Aprofundamento
2010, Parque Lage, Rio de Janeiro, RJ
(RE)construção (DES)construção do real
As relações entre a fotografia e a realidade sempre foram implícitas. Se inicialmente a fotografia era considerada como um “duplo” do real, seguiu-se nova etapa em que ela afirma as suas qualidades estéticas específicas. Neste processo, contudo, a realidade irá permear as inúmeras poéticas que surgirão desde o início do século XX. Mesmo nas fotografias aparentemente abstratas de Raul Haussmann, por exemplo, a realidade constitui-se como elemento gerador e formador do olhar. Com as suas melanografias, o fotógrafo parte de elementos reais como a cadeira, a palha, o cesto etc., criando uma situação cênica ‘abstrata’ através de formas, sombras e luzes, que num primeiro olhar em nada se parece com o repertório das imagens reconhecíveis. Haussmann cria uma composição em que elementos reais combinados transformam-se num composto plástico potencial e complexo, à medida que, luz e sombra estabelecem uma trama de projeção que se inscreve, enquanto imagem, num plano abstrato. De outro modo, as suas fotomontagens – reconstrução da imagem através de fragmentos fotográficos – lembram a realidade por nós conhecida sem que o seja. Tais procedimentos estéticos, dentre tantos outros experimentados desde o surgimento da fotografia, revelam a vontade de reflexão sobre o real.

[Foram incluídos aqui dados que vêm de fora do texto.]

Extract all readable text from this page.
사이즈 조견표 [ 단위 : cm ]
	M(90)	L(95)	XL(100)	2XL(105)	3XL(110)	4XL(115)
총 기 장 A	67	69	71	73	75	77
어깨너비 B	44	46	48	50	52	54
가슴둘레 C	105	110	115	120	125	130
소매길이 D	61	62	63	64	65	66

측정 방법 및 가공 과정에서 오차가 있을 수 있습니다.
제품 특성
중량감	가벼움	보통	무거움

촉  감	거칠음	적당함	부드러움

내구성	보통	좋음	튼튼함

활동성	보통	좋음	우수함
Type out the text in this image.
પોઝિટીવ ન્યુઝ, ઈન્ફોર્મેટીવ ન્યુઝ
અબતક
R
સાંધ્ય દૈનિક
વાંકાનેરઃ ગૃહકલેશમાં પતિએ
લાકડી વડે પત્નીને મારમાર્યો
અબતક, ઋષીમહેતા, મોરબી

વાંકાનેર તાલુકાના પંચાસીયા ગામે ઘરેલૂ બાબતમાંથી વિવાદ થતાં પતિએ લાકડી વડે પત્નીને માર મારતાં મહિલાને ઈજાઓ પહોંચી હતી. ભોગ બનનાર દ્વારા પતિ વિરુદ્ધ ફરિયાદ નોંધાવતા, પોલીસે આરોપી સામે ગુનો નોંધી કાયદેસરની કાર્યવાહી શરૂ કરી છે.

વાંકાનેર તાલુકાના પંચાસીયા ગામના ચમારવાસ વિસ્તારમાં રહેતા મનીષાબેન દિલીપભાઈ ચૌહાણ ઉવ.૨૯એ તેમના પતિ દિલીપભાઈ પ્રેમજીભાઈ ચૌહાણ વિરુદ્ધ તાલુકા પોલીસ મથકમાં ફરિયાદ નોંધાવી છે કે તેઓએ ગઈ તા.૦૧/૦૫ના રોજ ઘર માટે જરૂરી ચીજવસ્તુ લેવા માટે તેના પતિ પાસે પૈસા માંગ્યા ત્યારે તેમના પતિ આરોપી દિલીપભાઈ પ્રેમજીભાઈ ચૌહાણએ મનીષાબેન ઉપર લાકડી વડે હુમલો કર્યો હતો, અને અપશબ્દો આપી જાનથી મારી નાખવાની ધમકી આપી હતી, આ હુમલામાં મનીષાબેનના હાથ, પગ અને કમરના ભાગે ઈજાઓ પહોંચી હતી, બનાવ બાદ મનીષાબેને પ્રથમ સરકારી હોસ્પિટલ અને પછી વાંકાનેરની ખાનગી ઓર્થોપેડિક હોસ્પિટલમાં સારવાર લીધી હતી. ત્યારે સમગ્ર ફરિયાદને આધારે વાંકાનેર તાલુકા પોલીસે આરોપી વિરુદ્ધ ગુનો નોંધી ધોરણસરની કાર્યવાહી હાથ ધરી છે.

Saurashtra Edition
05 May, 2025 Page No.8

Nas fotografias que Maria Tuca apresenta nesta mostra – Perda e Permanência, Instante Decisivo e Pre Crash – a técnica da montagem revela-se sem pudor. Claro está que a montagem, aqui, dilui-se na imagem-realidade, tendo em vista o uso das novas tecnologias. Não existe propriamente a vontade de engano do olhar, senão, a construção de uma situação visual absurda que, de algum modo, colabora na percepção mais atenta da realidade. Em Perda e Permanência, não fosse a presença das mesmas manchas dos tijolos em torno da porta, seríamos levados a crer tratar-se de um recorte de uma arquitetura qualquer. Contudo, o confronto de situações díspares (ser e não-ser, presença e ausência, permanência e impermanência) oferece uma espécie de totalidade da realidade. Em Instante Decisivo, a presença central de uma árvore parece intermediar duas temporalidades. Como metáfora, revela o tempo como passagem a partir das nossas decisões. Tal qual uma película cinematográfica os acontecimentos e as ações inscrevem-se, simultaneamente, num mesmo recorte visual em devir. Em Pre Crash, a imagem construída pela artista coloca em suspenso a eminência de um acidente. As imagens distorcidas pela captura fotográfica de dois veículos em alta velocidade colaboram na conclusão do desfecho da cena. Contudo, nada aconteceu, nem acontecerá, tendo em vista que as três fotografias juntas apontam o caráter fictício da montagem. Em comum, as três imagens fotográficas apontam a dissolução do sujeito no mundo: na primeira, pela solidão; na segunda, pela união, cuja simbiose matrimonial rompe com o sujeito-indivíduo; e, finalmente, na terceira, pelo impacto que indica o seu próprio desaparecimento.
Na fotografia Tempo, quarenta imagens seqüenciais revelam o percurso de um dirigível atravessando nuvens. Neste caso, Tuca não utiliza a técnica da montagem, entretanto, o caráter segmentado da ação (tal qual frames) confere um sentido construtor, em que cada imagem é conseqüência da anterior e prenúncio da próxima. Comparadas entre si, são imagens quase idênticas, não fosse aquele quase imperceptível dirigível que atravessa e transforma cada imagem.
Na sua obra Pássacos, dois vídeos em looping confrontam-se. Ambos focam uma árvore. Numa existe a presença de pássaros com o céu ao fundo; noutra a presença de um saco preso ao vento com uma arquitetura de tijolos ao fundo. A relação entre ‘vôo do pássaro/céu/liberdade’ é contraposta a ‘saco preso nos galhos/parede de tijolos/prisão’. O modo como a obra se constitui faz par com as demais obras citadas, uma vez que, novamente, existe uma (re)construção da realidade.
Colabora na ambigüidade das imagens da artista (reais? irreais?) as possibilidades das novas tecnologias. Visualmente parecem reais. Racionalmente são inverídicas. A manipulação da realidade, empreendida por Maria Tuca, através da técnica da colagem-montagem, acaba por imprimir sentido re-construtor e/ou des-construtor revelando sua poética fundada na vontade de redefinir a tão saturada realidade.